There’s a new way to evaluate data pooled from many studies when comparing two different treatment techniques for the same problem. The statistical method is called number needed to harm (NNH).
Number Needed to Harm refers to the number of patients treated in a certain way before someone gets hurt or has a complication. It might seem like an odd way to look at something. But using the Number Needed to Harm is more meaningful to a surgeon than using mathematical ratios or odds.
Using the Number Needed to Harm gives the surgeon a better perspective of the benefits and risks of a procedure. Likewise, it gives patients a way to make an informed choice about surgery. This study gives an example of how this statistical method can be used.
Patients with a diagnosis of displaced supracondylar humeral fracture were included in the study. This type of elbow fracture is common in children who reach an arm out to brace themselves when falling. Children involved in this study were between the ages of three and 12.
The upper arm bone (humerus) is fractured above the elbow. The fracture affects the bone just above the natural flare that occurs at the bottom of the bone on both sides. The term displaced tells us the fractured piece of bone has shifted away from the rest of the humerus.
In cases of a displaced supracondylar fracture of the humerus, the displaced piece of bone must be reattached. A wire (called a K-wire) is used to tie the pieces of bone together. The wire can be inserted through the skin and into the bone in a procedure called percutaneous wire fixation. Percutaneous means through the skin.
A percutaneous procedure is considered a closed fixation technique since an incision isn’t needed. Two other ways to perform this operation are open (with an incision) and mini-open (using a small incision).
The surgeon can place one or more wires in one of two ways: straight or what’s referred to as a lateral or crossed pin configuration. As you might imagine, crossing the wire increases the risk of injuring the ulnar nerve, which runs down along the elbow in this area. The question in this study was: which wiring method has the greatest risk of nerve injury?
The authors searched all the published studies they could find for studies that compared crossed and lateral wiring techniques for this type of elbow fracture. They found 32 studies with a total of 2639 patients. Using the Number Needed to Harm, they calculated that the crossed pin method increased the risk of nerve injury. But by how much?
The results showed that for every 28 patients who were treated with the crossed pin fixation method, one would have an ulnar nerve injury. This was the number of patients who would have to be treated by crossed pinning to have one more nerve injury compared with the lateral pin method.
Using the Number Needed to Harm (NNH) as the only measure to show that one method is safer than another is not necessarily recommended. Together with other measuring methods, it provides some additional information for patients and surgeons.
The authors share at the end of their article that there were some challenges in the analysis that might affect the results. First, there were a low number of ulnar nerve injuries with either pinning fixation method. Second, the studies they included in the Systematic Review were retrospective (after the fact). This means there could have been patients who developed ulnar nerve problems later that weren’t included in the study.
Third, the studies included in the review were gathered from 1966 to the present. Many things have changed in surgical technique since the ’60s. It’s possible (even likely) that improved methods have changed the number of nerve injuries reported from study to study. And that could skew the results reported here.

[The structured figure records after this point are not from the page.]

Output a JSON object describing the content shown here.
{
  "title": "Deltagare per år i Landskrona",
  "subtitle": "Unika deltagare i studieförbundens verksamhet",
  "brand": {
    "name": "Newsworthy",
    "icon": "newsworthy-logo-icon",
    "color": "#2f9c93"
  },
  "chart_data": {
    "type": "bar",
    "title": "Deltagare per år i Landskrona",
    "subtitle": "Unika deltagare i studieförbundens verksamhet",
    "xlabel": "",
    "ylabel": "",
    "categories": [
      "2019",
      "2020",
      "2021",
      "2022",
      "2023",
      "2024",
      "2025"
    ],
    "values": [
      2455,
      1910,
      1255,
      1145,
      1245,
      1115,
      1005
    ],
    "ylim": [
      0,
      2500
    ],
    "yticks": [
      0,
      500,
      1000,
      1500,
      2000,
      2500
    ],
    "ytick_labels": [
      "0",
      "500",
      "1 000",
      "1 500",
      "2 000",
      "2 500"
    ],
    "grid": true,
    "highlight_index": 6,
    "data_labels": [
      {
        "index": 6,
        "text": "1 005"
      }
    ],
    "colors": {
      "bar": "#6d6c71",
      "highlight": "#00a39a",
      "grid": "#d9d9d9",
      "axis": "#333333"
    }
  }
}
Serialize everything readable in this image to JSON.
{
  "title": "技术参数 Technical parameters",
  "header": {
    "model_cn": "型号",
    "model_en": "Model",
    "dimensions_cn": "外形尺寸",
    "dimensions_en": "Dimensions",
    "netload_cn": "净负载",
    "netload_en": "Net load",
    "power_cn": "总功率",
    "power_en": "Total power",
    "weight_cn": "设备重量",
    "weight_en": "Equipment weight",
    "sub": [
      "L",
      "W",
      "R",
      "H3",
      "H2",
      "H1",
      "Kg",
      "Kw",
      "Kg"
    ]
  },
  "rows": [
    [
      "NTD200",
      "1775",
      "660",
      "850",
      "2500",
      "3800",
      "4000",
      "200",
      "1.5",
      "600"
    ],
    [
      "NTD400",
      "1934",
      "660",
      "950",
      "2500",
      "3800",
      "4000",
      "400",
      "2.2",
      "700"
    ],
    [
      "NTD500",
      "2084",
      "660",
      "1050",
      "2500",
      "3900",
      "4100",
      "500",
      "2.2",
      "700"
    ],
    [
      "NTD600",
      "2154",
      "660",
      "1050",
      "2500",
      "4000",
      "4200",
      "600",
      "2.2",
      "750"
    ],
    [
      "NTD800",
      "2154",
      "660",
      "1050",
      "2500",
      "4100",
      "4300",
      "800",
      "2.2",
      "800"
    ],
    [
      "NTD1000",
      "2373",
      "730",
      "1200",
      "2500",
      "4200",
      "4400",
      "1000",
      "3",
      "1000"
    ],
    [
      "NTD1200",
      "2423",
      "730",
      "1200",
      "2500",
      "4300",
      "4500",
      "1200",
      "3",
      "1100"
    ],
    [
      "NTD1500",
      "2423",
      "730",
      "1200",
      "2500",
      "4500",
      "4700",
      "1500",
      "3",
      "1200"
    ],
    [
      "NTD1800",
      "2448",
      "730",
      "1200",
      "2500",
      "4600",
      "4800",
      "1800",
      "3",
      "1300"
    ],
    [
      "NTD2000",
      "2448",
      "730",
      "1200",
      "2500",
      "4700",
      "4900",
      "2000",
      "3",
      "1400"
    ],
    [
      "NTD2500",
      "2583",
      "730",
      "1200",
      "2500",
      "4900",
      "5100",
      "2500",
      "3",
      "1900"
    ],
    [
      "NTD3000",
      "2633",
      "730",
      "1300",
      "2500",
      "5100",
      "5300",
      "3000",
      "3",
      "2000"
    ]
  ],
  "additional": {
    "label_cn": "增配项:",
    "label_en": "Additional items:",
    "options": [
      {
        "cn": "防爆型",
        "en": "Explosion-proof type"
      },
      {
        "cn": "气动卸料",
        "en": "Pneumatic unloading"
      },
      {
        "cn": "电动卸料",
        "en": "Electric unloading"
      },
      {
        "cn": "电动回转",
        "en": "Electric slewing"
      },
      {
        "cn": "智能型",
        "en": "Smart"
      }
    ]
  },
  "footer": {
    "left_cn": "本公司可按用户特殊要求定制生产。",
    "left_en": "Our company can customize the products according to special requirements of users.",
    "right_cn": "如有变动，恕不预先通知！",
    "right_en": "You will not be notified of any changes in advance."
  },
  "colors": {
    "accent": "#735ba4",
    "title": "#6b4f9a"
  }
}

And finally, there were studies that didn’t report the number of ulnar nerve injuries with these two pinning techniques. Patients in the studies had the surgery using the pinning methods but nerve injuries either didn’t occur or weren’t a focus of the study. In either case, that means there were studies on the subject (and a number of patients in those studies) that weren’t included in the total number used to calculate Number Needed to Harm.
The authors conclude that crossed pinning of supracondylar elbow fractures in children does increase the risk of ulnar nerve injury. Surgeons may still opt to use this method because it gives a more stable fixation needed in active children. They must weigh the pros and cons of each technique with each child when making the decision to choose one fixation method over another.